Crisis of Authorities

In the postmodern world that we live in, rational learning and decision making is still important, but the cynicism surrounding rationality is everywhere to be seen and it affects our attitude about anyone in authority. Prior to the modern period, authority stemmed primarily from wealth and political power in secular society and the church’s authority stemmed from reverence for God. In the modern period in America, authority still stemmed from wealth and political power, but this authority was increasingly tempered by the knowledge-based power of professionals and respect for God waned as rational thinking led many to question God’s existence. For postmoderns, respect for both God and professionals has waned leading to the rise of authority based primarily on wealth and political power. In effect, if objective truth and God do not exist in people’s minds, then my truth and my group’s truth take center stage.

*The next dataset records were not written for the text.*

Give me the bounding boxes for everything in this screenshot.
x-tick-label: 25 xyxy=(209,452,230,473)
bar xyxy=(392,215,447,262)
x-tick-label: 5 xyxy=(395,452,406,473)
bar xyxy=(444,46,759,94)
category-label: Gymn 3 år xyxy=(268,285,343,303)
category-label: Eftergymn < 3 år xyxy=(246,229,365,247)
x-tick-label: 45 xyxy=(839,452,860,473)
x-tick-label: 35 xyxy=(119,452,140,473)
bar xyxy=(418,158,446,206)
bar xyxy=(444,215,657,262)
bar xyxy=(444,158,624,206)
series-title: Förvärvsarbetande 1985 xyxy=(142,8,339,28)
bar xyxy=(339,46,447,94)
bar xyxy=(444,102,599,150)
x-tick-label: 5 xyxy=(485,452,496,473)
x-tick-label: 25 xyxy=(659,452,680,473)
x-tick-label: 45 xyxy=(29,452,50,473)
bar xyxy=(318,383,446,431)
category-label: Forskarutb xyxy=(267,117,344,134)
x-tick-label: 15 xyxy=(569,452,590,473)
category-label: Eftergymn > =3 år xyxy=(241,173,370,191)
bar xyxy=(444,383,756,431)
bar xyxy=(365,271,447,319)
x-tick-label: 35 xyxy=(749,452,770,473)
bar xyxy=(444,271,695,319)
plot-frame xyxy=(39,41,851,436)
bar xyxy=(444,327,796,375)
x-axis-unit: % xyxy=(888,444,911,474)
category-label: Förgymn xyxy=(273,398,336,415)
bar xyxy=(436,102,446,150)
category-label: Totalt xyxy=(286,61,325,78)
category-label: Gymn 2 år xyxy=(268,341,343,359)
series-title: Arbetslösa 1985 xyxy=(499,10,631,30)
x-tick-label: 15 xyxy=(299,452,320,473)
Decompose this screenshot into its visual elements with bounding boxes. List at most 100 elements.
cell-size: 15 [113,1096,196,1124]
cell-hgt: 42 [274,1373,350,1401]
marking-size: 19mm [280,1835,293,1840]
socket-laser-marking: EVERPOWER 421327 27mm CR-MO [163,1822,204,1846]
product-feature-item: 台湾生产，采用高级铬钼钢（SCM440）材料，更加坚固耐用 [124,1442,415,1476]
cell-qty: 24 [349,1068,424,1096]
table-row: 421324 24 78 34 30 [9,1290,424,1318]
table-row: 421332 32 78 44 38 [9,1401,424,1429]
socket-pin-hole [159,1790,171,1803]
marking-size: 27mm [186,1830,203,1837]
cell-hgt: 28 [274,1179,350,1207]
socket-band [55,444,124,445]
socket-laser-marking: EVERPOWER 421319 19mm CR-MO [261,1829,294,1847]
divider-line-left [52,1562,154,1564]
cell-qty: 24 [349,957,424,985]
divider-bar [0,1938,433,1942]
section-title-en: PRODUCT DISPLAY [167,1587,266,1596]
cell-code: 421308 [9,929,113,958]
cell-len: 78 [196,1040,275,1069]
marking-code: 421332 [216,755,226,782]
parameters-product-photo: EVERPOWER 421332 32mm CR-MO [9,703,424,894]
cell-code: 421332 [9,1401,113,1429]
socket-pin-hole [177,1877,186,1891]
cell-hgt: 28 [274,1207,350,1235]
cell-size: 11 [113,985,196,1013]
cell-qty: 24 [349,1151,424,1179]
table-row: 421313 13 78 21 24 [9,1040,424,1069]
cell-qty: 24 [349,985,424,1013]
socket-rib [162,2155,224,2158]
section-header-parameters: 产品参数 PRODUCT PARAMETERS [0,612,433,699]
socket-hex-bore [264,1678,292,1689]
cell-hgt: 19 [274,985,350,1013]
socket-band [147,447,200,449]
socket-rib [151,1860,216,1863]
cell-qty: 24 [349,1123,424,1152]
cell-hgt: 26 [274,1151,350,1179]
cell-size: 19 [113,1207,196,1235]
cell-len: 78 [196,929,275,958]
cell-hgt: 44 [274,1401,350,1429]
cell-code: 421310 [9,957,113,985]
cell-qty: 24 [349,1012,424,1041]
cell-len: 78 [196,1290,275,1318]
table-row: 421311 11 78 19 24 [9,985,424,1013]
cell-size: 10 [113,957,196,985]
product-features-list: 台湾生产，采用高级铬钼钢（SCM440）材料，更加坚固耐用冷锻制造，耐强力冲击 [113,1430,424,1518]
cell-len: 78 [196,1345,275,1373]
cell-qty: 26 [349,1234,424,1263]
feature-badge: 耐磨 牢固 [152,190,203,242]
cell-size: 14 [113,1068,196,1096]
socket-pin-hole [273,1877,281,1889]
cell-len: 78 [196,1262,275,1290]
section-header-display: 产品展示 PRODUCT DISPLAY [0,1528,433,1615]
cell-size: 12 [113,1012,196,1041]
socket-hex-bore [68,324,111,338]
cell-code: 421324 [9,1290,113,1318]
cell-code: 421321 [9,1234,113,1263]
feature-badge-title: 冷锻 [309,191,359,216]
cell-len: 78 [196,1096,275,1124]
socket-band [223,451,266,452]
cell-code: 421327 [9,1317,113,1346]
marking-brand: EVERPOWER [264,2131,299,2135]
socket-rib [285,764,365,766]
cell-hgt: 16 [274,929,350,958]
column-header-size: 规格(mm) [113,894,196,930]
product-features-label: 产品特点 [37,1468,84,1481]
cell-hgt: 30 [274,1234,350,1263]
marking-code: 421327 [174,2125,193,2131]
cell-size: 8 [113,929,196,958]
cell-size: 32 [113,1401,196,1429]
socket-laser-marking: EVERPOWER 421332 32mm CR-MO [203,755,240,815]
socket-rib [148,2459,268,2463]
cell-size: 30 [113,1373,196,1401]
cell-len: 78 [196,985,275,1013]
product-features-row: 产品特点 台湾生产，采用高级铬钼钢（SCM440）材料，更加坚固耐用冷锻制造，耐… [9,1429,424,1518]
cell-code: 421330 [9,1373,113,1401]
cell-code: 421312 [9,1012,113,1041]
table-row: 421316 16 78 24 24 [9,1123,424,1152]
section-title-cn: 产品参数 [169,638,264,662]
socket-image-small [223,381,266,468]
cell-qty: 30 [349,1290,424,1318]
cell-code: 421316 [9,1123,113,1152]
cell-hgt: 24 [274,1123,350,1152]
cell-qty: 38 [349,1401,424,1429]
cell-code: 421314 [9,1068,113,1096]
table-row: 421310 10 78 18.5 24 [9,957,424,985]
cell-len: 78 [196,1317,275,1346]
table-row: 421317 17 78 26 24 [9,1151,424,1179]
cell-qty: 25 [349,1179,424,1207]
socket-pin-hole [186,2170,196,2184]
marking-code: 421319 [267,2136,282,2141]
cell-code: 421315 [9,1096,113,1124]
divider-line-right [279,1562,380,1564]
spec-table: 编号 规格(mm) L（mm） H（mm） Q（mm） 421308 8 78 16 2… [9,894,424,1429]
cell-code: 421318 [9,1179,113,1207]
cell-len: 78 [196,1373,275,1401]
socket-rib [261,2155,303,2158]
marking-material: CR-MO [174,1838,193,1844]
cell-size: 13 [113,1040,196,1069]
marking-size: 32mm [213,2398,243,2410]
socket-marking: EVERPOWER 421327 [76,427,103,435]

Importance of Objective Truth

A second important result of this lack of belief in objective truth is that it undermines, not only professionals, but also respect for democratic and judicial process. On a theoretical level, if objective truth exists, then through debate and argumentation we come closer to understanding this truth, which is embodied in both our democratic and legal systems. If no objective truth is believed to exist, then debate and argumentation are simply a power play that does not enhance the credibility of the decision reached.

Sour Grapes

Therefore, the losing parties in debate or legal process have no inherent reason to accept the outcome of the process. This is why we observe so many sore losers on the evening news today that previously did not seem even to exist in popular culture. The postmodern rhetoric about the lack of debate in the modern period attributing the peace to an overwhelming majority of Americans being simply white is a half-truth, not the whole truth. Everyone believed in the American system, even when not everyone benefited equally. This why people still prefer to jump over the fence to come to America from other places. One seldom hears of people escaping to join most other, non-western destinations—it is not entirely about the differences in wealth.


While the modern period is clearly over, the challenges and risks that we face remain poorly understood without understanding the role played by the scientific method and objective truth in the world that we continue to live in.